# Comfortable in Mexico



## surfrider (Oct 4, 2011)

I have lived in Mexico now for 1.5 years. Not very long really. But the other day I just realized that I now feel that Mexico is home and I am at home. When I first got here, I was trying so hard to fit into Mexico. Trying to understand the people the culture, everything.. I found that I was bending over backwards trying to "fit in". All of a sudden I just was me - comfortable with being me - just as I am - in Mexico. It is a good feeling.
How long did it take you to feel yourself - comfortable with yourself in Mexico?


----------



## Anonimo (Apr 8, 2012)

I'd say that it took me about a year to feel really comfortable and at home. There were several factors. First, our move down here was very stressful, both physically and mentally.

Two, the first place we lived, for 6 months, was a small, chilly wooden cabin up in the "altos" above Pátzcuaro. We spent a winter there, freezing our nalgas off. We never got the hot water heater to produce more than 3 minutes of hot water. Additionally, the cabin was anything but secure. A gust of wind once opened our bedroom window while we were gone, but a kindly neighbor closed it. OTOH, we never had any sort of crime problem there.

Our second dwelling, an acquaintance's house that we house sat for 4 1/2 months, was spacious and could be secured better. It would be only a mild exaggeration to say that insanely high utility bills cost us as much or more than the rent had at the cabin. During the rainy season, we learned that the roof was a sieve. There was a problem with birds and animals in the roof space.

When after a few months, a friend showed us what was to be our present home, it only took us a couple of days, if that, to decide to rent it and move in, as soon as our house sitting sit was fulfilled. We have now been in the same house going on 7 years. While the interior of the house attracted us from the start, many improvements have been made, outside and inside; mostly on the account of our excellent landlords and some on our account.

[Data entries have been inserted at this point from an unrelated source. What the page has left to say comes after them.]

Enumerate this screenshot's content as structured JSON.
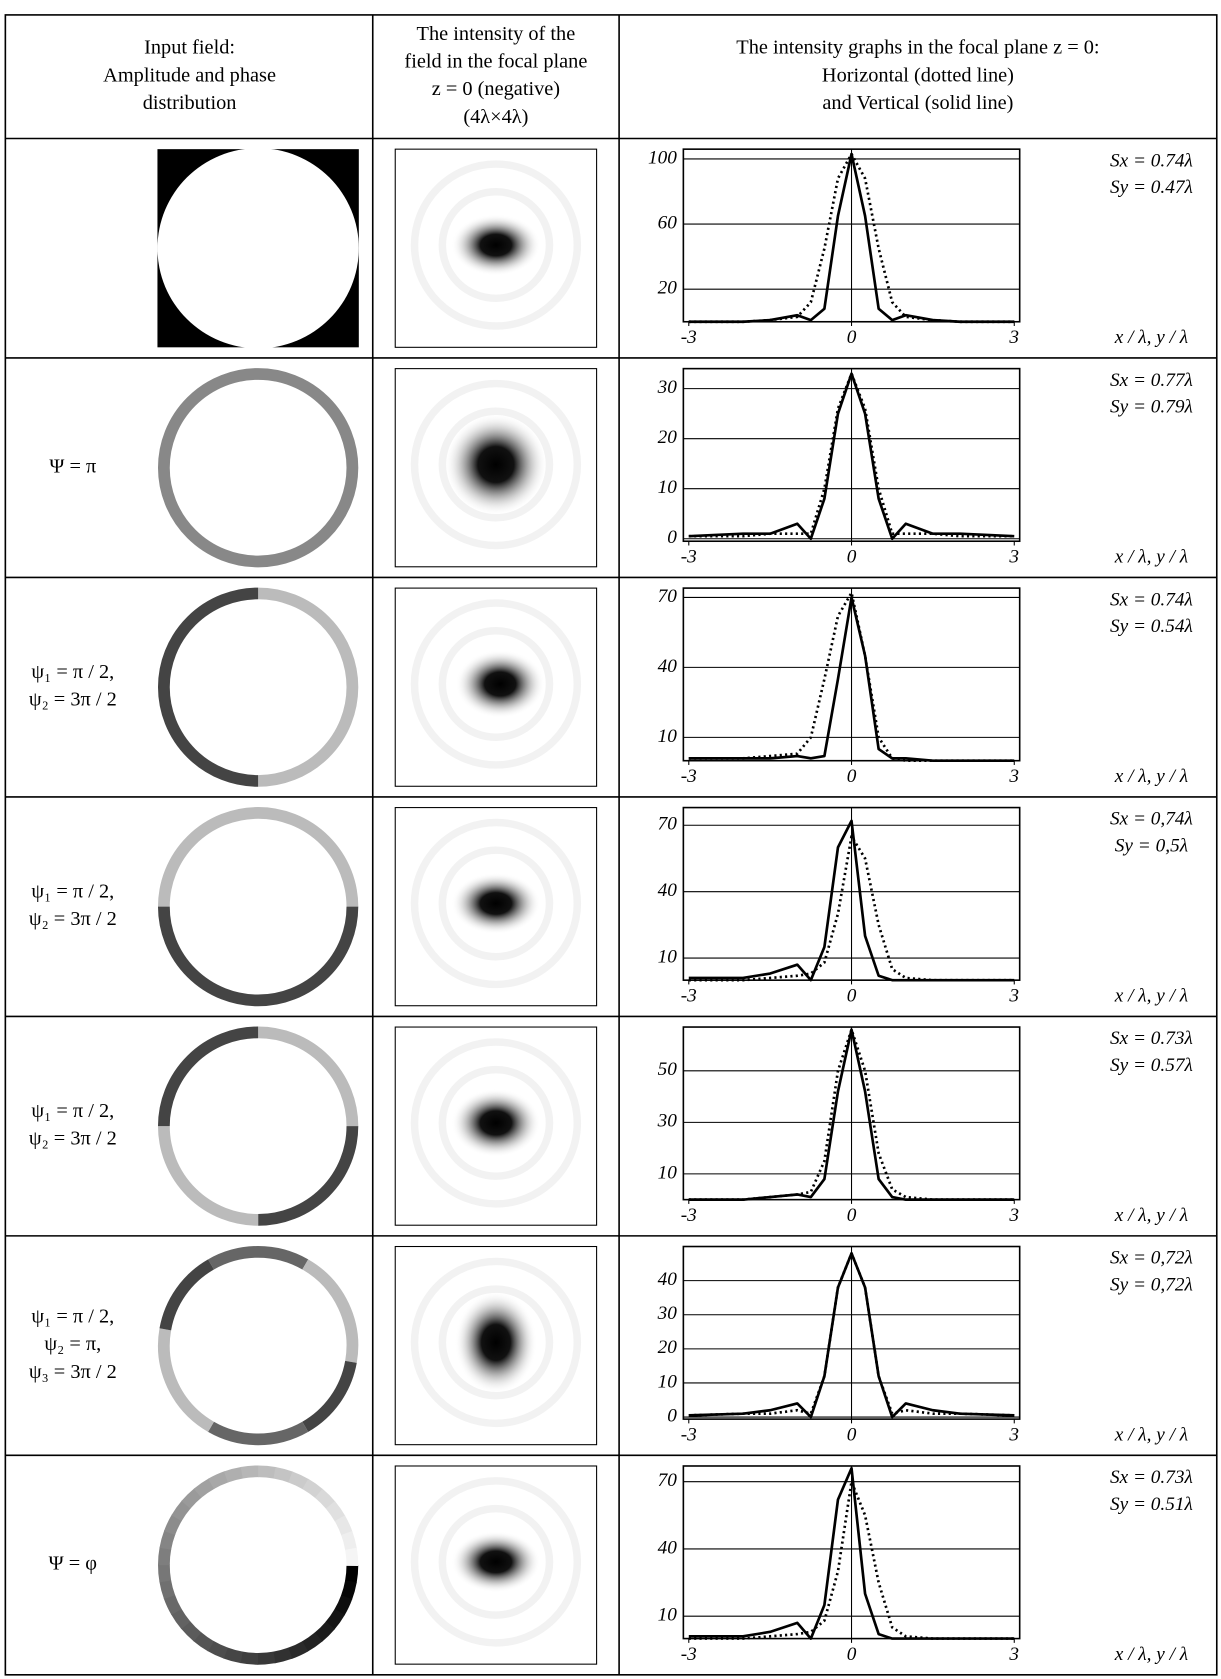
{
  "header": [
    [
      "Input field:",
      "Amplitude and phase",
      "distribution"
    ],
    [
      "The intensity of the",
      "field in the focal plane",
      "z = 0 (negative)",
      "(4λ×4λ)"
    ],
    [
      "The intensity graphs in the focal plane z = 0:",
      "Horizontal (dotted line)",
      "and Vertical (solid line)"
    ]
  ],
  "rows": [
    {
      "label": [],
      "sx": "Sx = 0.74λ",
      "sy": "Sy = 0.47λ",
      "axis_label": "x / λ, y / λ",
      "graph": {
        "xlim": [
          -3.1,
          3.1
        ],
        "ylim": [
          0,
          106
        ],
        "xticks": [
          -3,
          0,
          3
        ],
        "yticks": [
          20,
          60,
          100
        ],
        "x": [
          -3,
          -2,
          -1.5,
          -1,
          -0.75,
          -0.5,
          -0.25,
          0,
          0.25,
          0.5,
          0.75,
          1,
          1.5,
          2,
          3
        ],
        "solid": [
          0,
          0,
          1,
          4,
          1,
          8,
          65,
          103,
          65,
          8,
          1,
          4,
          1,
          0,
          0
        ],
        "dotted": [
          0,
          0,
          1,
          3,
          12,
          45,
          88,
          103,
          88,
          45,
          12,
          3,
          1,
          0,
          0
        ]
      }
    },
    {
      "label": [
        "Ψ = π"
      ],
      "sx": "Sx = 0.77λ",
      "sy": "Sy = 0.79λ",
      "axis_label": "x / λ, y / λ",
      "graph": {
        "xlim": [
          -3.1,
          3.1
        ],
        "ylim": [
          -0.5,
          34
        ],
        "xticks": [
          -3,
          0,
          3
        ],
        "yticks": [
          0,
          10,
          20,
          30
        ],
        "x": [
          -3,
          -2,
          -1.5,
          -1,
          -0.75,
          -0.5,
          -0.25,
          0,
          0.25,
          0.5,
          0.75,
          1,
          1.5,
          2,
          3
        ],
        "solid": [
          0.5,
          1,
          1,
          3,
          0,
          8,
          25,
          33,
          25,
          8,
          0,
          3,
          1,
          1,
          0.5
        ],
        "dotted": [
          0.5,
          0.5,
          1,
          1,
          1,
          10,
          26,
          33,
          26,
          10,
          1,
          1,
          1,
          0.5,
          0.5
        ]
      }
    },
    {
      "label": [
        "ψ₁ = π / 2,",
        "ψ₂ = 3π / 2"
      ],
      "sx": "Sx = 0.74λ",
      "sy": "Sy = 0.54λ",
      "axis_label": "x / λ, y / λ",
      "graph": {
        "xlim": [
          -3.1,
          3.1
        ],
        "ylim": [
          0,
          74
        ],
        "xticks": [
          -3,
          0,
          3
        ],
        "yticks": [
          10,
          40,
          70
        ],
        "x": [
          -3,
          -2,
          -1.5,
          -1,
          -0.75,
          -0.5,
          -0.25,
          0,
          0.25,
          0.5,
          0.75,
          1,
          1.5,
          2,
          3
        ],
        "solid": [
          1,
          1,
          1,
          2,
          1,
          2,
          35,
          70,
          45,
          5,
          1,
          1,
          0,
          0,
          0
        ],
        "dotted": [
          1,
          1,
          2,
          3,
          10,
          35,
          62,
          72,
          45,
          10,
          1,
          0,
          0,
          0,
          0
        ]
      }
    },
    {
      "label": [
        "ψ₁ = π / 2,",
        "ψ₂ = 3π / 2"
      ],
      "sx": "Sx = 0,74λ",
      "sy": "Sy = 0,5λ",
      "axis_label": "x / λ, y / λ",
      "graph": {
        "xlim": [
          -3.1,
          3.1
        ],
        "ylim": [
          0,
          78
        ],
        "xticks": [
          -3,
          0,
          3
        ],
        "yticks": [
          10,
          40,
          70
        ],
        "x": [
          -3,
          -2,
          -1.5,
          -1,
          -0.75,
          -0.5,
          -0.25,
          0,
          0.25,
          0.5,
          0.75,
          1,
          1.5,
          2,
          3
        ],
        "solid": [
          1,
          1,
          3,
          7,
          0,
          15,
          60,
          72,
          20,
          2,
          0,
          0,
          0,
          0,
          0
        ],
        "dotted": [
          0,
          0,
          1,
          2,
          3,
          8,
          30,
          65,
          55,
          25,
          5,
          1,
          0,
          0,
          0
        ]
      }
    },
    {
      "label": [
        "ψ₁ = π / 2,",
        "ψ₂ = 3π / 2"
      ],
      "sx": "Sx = 0.73λ",
      "sy": "Sy = 0.57λ",
      "axis_label": "x / λ, y / λ",
      "graph": {
        "xlim": [
          -3.1,
          3.1
        ],
        "ylim": [
          0,
          67
        ],
        "xticks": [
          -3,
          0,
          3
        ],
        "yticks": [
          10,
          30,
          50
        ],
        "x": [
          -3,
          -2,
          -1.5,
          -1,
          -0.75,
          -0.5,
          -0.25,
          0,
          0.25,
          0.5,
          0.75,
          1,
          1.5,
          2,
          3
        ],
        "solid": [
          0,
          0,
          1,
          2,
          1,
          8,
          42,
          66,
          42,
          8,
          1,
          0,
          0,
          0,
          0
        ],
        "dotted": [
          0,
          0,
          1,
          2,
          3,
          15,
          50,
          66,
          50,
          18,
          4,
          1,
          0,
          0,
          0
        ]
      }
    },
    {
      "label": [
        "ψ₁ = π / 2,",
        "ψ₂ = π,",
        "ψ₃ = 3π / 2"
      ],
      "sx": "Sx = 0,72λ",
      "sy": "Sy = 0,72λ",
      "axis_label": "x / λ, y / λ",
      "graph": {
        "xlim": [
          -3.1,
          3.1
        ],
        "ylim": [
          -0.6,
          50
        ],
        "xticks": [
          -3,
          0,
          3
        ],
        "yticks": [
          0,
          10,
          20,
          30,
          40
        ],
        "x": [
          -3,
          -2,
          -1.5,
          -1,
          -0.75,
          -0.5,
          -0.25,
          0,
          0.25,
          0.5,
          0.75,
          1,
          1.5,
          2,
          3
        ],
        "solid": [
          0.5,
          1,
          2,
          4,
          0,
          12,
          38,
          48,
          38,
          12,
          0,
          4,
          2,
          1,
          0.5
        ],
        "dotted": [
          0.5,
          1,
          1,
          2,
          1,
          12,
          38,
          48,
          38,
          12,
          1,
          2,
          1,
          1,
          0.5
        ]
      }
    },
    {
      "label": [
        "Ψ = φ"
      ],
      "sx": "Sx = 0.73λ",
      "sy": "Sy = 0.51λ",
      "axis_label": "x / λ, y / λ",
      "graph": {
        "xlim": [
          -3.1,
          3.1
        ],
        "ylim": [
          0,
          77
        ],
        "xticks": [
          -3,
          0,
          3
        ],
        "yticks": [
          10,
          40,
          70
        ],
        "x": [
          -3,
          -2,
          -1.5,
          -1,
          -0.75,
          -0.5,
          -0.25,
          0,
          0.25,
          0.5,
          0.75,
          1,
          1.5,
          2,
          3
        ],
        "solid": [
          1,
          1,
          3,
          7,
          0,
          15,
          62,
          76,
          20,
          2,
          0,
          0,
          0,
          0,
          0
        ],
        "dotted": [
          0,
          0,
          1,
          2,
          3,
          8,
          30,
          70,
          55,
          25,
          5,
          1,
          0,
          0,
          0
        ]
      }
    }
  ]
}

I think that we have found the optimal balance in our relationship with our neighbors. We are accepted in this small community and participate in some local events but for the most part, we live our own lives here.


----------



## mes1952 (Dec 11, 2012)

I had already traveled to Mexico extensively in the past as well as involved in several romantic relationships with Mexican nationals so my move to Mexico was uneventful as I already knew what to expect with the culture, etc. Speaking Spanish is very helpful in assimilating into the culture more readily and I find people accept you more readily when there is a common language.


----------



## Guategringo (Nov 9, 2012)

It is too soon to say when or if I will feel Mexico is home since one month is too short of a time to make that decision, but as far as my 20 years in Guatemala, I can say I felt at home once I could speak the language fluently about 18 years ago. Once that was accomplished it makes everything else around you that much easier. From asking a plumber to fix something to ordering at a restaurant everything seems to feel much more like it did at home. Of course there are times when I am with my new Mexican friends or even friends from Guatemala and they start using modismos (Spellling?) or slang that I still do not understand. 

They say when you dream in another language then you have mastered it or at least are functional in it. In my case that was true and generally I dream always in Spanish now unless it involves my parents or brothers and sister and my two sons.


----------